Cardinal Timothy Dolan, Archbishop of New York, announced the appointment of Bishop James Massa as the rector of St. Joseph’s Seminary, Dunwoodie, effective July 16. Bishop Massa is an auxiliary bishop of the Diocese of Brooklyn and a former member of the seminary faculty, 2012-2015.
“I’m delighted to be going home to Dunwoodie,” Bishop Massa said in an interview with Catholic New York this week as he traveled to the seminary for meetings.
“St. Joseph’s Seminary has a history of being the house of formation for generations of priests,” he said.
Bishop Massa’s appointment was made with the approval of the Holy See, and with the support of Bishop Nicholas DiMarzio of the Diocese of Brooklyn and Bishop John Barres of the Diocese of Rockville Centre, who together with Cardinal Dolan, make up the St. Charles Borromeo Council, which oversees the seminary system shared by the three dioceses.
Bishop Massa succeeds Msgr. Peter I. Vaccari, who became rector in 2011 after the three downstate New York dioceses merged the programs of St. Joseph’s with those of the Seminary of the Immaculate Conception in Huntington, Long Island.
Then-Father Massa was the coordinator of the merger, overseeing the formation of the new faculty and the accreditation of academic programs with the Middle States Commission on Higher Education and the Association of Theological Schools. St. Joseph’s Seminary, and the three sponsoring dioceses, have been praised for taking seriously the call of the Holy See that seminaries merge and cooperate, to provide the best possible theological, pastoral, spiritual, and faith formation education and training.
Recalling the process that brought together the three downstate dioceses into one seminary, Bishop Massa said, “Everyone had the sense that this was the right moment.” The “trust” shared by the three prelates, Cardinal Dolan, Bishop DiMarzio and Bishop William Murphy, then the bishop of the Diocese of Rockville Centre, filtered down to faculty members who responded generously by sharing best practices with each other as they worked to set and meet goals, the bishop said.
Looking ahead, Bishop Massa, the fifth bishop to serve as rector of St.
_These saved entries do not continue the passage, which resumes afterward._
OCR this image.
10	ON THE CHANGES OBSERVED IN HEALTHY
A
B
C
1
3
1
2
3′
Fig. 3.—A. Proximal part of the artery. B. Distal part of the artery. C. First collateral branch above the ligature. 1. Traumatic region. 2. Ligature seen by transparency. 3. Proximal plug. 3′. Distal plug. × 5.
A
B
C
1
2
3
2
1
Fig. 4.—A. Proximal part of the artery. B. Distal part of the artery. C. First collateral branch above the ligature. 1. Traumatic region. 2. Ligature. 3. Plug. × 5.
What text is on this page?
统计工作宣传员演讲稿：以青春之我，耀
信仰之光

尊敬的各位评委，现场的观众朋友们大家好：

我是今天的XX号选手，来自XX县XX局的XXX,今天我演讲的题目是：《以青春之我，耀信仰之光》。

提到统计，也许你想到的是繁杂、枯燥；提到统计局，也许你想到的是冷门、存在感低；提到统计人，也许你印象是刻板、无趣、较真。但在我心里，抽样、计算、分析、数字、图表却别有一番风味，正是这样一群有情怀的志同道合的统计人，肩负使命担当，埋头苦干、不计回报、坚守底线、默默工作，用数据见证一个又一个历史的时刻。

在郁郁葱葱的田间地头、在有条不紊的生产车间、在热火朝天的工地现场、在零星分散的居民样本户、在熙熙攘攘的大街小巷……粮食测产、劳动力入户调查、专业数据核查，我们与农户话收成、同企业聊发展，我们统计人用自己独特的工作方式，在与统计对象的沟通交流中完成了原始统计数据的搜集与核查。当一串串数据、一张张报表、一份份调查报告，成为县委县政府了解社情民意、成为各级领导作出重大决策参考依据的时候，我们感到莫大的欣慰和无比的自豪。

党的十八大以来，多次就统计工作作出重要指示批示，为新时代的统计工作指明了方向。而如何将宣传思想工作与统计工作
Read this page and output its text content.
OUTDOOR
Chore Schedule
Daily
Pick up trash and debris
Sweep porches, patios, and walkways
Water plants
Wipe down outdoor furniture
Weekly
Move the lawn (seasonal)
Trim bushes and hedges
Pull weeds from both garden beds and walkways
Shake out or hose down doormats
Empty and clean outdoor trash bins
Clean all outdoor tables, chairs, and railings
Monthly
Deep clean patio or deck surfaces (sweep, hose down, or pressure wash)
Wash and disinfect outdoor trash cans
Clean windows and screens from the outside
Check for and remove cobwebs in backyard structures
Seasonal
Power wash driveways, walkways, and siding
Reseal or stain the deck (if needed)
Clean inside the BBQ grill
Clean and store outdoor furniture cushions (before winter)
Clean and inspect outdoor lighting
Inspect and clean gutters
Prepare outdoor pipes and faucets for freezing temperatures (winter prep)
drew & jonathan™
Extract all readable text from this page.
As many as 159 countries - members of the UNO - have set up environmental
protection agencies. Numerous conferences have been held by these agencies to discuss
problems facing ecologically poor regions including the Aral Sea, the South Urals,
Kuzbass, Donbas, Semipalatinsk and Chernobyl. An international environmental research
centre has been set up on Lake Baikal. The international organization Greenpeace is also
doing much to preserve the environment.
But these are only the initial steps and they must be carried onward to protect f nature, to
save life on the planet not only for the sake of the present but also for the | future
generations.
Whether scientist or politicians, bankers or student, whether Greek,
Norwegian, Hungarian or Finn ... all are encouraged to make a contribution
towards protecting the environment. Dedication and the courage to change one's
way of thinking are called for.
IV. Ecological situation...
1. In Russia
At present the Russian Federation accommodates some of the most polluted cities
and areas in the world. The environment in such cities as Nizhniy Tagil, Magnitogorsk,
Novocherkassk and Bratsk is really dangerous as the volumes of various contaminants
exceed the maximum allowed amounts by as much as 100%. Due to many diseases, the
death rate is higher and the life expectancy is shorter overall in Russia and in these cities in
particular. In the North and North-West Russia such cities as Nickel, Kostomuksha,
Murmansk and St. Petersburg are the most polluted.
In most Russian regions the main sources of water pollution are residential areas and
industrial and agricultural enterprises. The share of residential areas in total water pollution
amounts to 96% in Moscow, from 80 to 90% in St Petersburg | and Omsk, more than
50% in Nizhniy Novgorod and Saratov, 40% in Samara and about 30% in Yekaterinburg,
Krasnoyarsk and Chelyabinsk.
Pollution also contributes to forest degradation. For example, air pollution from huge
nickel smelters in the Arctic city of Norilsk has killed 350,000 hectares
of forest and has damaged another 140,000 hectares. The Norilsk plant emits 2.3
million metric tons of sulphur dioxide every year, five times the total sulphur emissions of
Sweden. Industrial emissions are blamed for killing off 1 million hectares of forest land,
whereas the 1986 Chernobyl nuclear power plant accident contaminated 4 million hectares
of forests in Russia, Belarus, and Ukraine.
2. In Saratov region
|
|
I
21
Joseph’s Seminary and 22nd overall, takes up his post as the seminary is about to begin its 125th anniversary year. He comes prepared with the experiences of serving as a professor of dogmatic theology at Dunwoodie and also having previously taught at the Seminary of the Immaculate Conception in Huntington and Pope St. John XXIII National Seminary in Weston, Mass.
“The legacy of Dunwoodie is of great importance to the Church in the United States. It’s enormous,” Bishop Massa said. “The archdiocese has now shared this great institution with neighboring local churches” and religious communities.
The bishop said he hopes “we can continue to build bridges of good collaboration” for the training of Catholic leadership “in this new and challenging era.”
In addition to seminarians from the Archdiocese of New York, Diocese of Brooklyn and Diocese of Rockville Centre, St. Joseph’s Seminary trains priesthood candidates for the Diocese of Bridgeport, Conn., the Diocese of Camden, N.J., the Ukrainian Catholic Eparchy of Stamford, the Franciscan Friars of the Renewal, the Neo-Catechumenal Way, the Piarist Fathers and Brothers and the Idente Missionaries.
St. Joseph’s also sponsors degree programs for candidates for the permanent diaconate, as well as for members of the laity pursuing various ministries in the Church. The Archdiocese of New York, Diocese of Brooklyn and Diocese of Rockville Centre cooperate in the administration and governance of the seminary system, which includes Cathedral Seminary House of Formation in Douglaston, Queens, for men in college preparing to enter the Seminary, and the Seminary of the Immaculate Conception in Huntington, for the ongoing education and formation of priests. There is also a branch campus in Somers.
Ordained an auxiliary bishop in 2015, Bishop Massa has been the moderator of the curia, the vicar for Catholic education and the vicar for evangelization for the Diocese of Brooklyn.
He is the former executive director of the Secretariat for Ecumenical and Interreligious Affairs at the U.S. Conference of Catholic Bishops (USCCB) in Washington, D.C., 2005-2011. He is a former consultor to the Holy See’s Pontifical Council for Interreligious Dialogue, and currently serves as a member of that same Pontifical Council.
Bishop Massa earned his doctorate in systematic theology from Fordham University in 1997, writing his dissertation under the late Cardinal Avery Dulles, S.J. He serves on three USCCB committees: doctrine, education and the Catechism, and is a member of several ecumenical dialogues.